Michela Alioto-Pier Will Take City to Court, if Necessary, to Run for Supe Again
|Michela Alioto-Pier is running until the judge says she can't|
Alioto-Pier's response: Tell it to the judge.
The District 2 supervisor told SF Weekly that if Herrera and Arntz do not relent, she will take legal action. Rather than filing a suit against the city -- as she last year told us she'd be open to doing -- Alioto-Pier will seek "declaratory relief" from a judge. Essentially, this entails asking a judge for his or her opinion of Herrera's ruling, with the expectation that if the judge opines that the city attorney's decision is flawed, he may relent. The judge's potential ruling is, however, subject to appeal; if the judge ruled in Alioto-Pier's favor and the city attorney chose to object -- well, then you'd have a full-on legal battle on your hands.
City Attorney spokesman Matt Dorsey said it was impossible to predict whether or not Herrera would appeal a declaratory relief decision that went against him -- though Dorsey did note "We don't see how a court comes to a ruling different than the City Attorney's."
Perhaps -- but, as we've noted before, Alioto-Pier is represented by legal heavyweight Jim Sutton -- and, in parsing Herrera's ruling, he may find an objection or two.
Here's a synopsis of Alioto-Pier's lament, as briefly as possible:
The crux of Herrera's opinion is that, per the city charter, public servants "appointed ... to complete in excess of two years of a four-year term" will be deemed to have served a full term.
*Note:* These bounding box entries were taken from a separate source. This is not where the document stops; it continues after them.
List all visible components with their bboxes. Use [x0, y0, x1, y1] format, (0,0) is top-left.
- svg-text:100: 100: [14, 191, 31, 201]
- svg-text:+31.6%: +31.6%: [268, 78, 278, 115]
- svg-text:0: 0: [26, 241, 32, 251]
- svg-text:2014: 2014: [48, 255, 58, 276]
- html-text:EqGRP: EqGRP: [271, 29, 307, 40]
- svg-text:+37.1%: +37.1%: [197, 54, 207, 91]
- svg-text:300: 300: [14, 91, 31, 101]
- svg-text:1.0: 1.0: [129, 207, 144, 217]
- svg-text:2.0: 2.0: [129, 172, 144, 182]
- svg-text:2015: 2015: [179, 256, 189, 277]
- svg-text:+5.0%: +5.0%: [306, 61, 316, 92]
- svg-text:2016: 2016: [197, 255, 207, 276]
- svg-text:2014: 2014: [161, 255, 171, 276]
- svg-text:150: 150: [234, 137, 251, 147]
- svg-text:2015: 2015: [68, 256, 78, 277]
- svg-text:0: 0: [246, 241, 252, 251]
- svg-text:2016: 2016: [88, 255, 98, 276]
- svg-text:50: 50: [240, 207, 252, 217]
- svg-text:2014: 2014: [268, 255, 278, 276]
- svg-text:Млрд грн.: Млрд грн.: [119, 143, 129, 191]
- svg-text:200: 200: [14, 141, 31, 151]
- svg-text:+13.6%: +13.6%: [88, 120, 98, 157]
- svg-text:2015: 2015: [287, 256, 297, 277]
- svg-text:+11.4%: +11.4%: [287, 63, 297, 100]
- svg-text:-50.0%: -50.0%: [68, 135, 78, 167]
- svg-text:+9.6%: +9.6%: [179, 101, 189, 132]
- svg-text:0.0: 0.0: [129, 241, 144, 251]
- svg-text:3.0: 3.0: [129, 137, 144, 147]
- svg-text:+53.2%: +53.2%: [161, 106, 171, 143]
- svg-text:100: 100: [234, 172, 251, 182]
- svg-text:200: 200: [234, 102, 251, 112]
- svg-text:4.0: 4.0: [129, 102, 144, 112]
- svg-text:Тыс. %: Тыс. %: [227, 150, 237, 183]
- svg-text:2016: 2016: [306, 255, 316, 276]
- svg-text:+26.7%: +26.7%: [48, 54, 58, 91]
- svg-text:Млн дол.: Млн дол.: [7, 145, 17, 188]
However, Alioto-Pier points out that she was in 2004 appointed by Gavin Newsom to fill his vacant seat, won a special election for a two-year term 10 months later, and then won re-election to a four-year term in 2007. By her calculation, she's in the tail end of her first four-year term.
What's more, following the passage of Proposition C in 2001, it is now impossible to hold an appointed position for "in excess of two years." City law now mandates that appointees must run in special elections between 120 and 365 days of their appointment -- as Alioto-Pier successfully did.
|D-2 candidate Janet Reilly says she's running, no matter what Alioto-Pier does or does not do|
In the meantime, Alioto-Pier's would-be successor, Janet Reilly, announced that even though she figured she was running for an open seat, she's not dropping out of the race. "While Supervisor Alioto-Pier has the right to challenge the City Attorney's opinion, it is unfortunate that she waited more than two years to do so," read a statement from Reilly's campaign manager, Patrick Collum. "Nothing about our campaign changes as a result."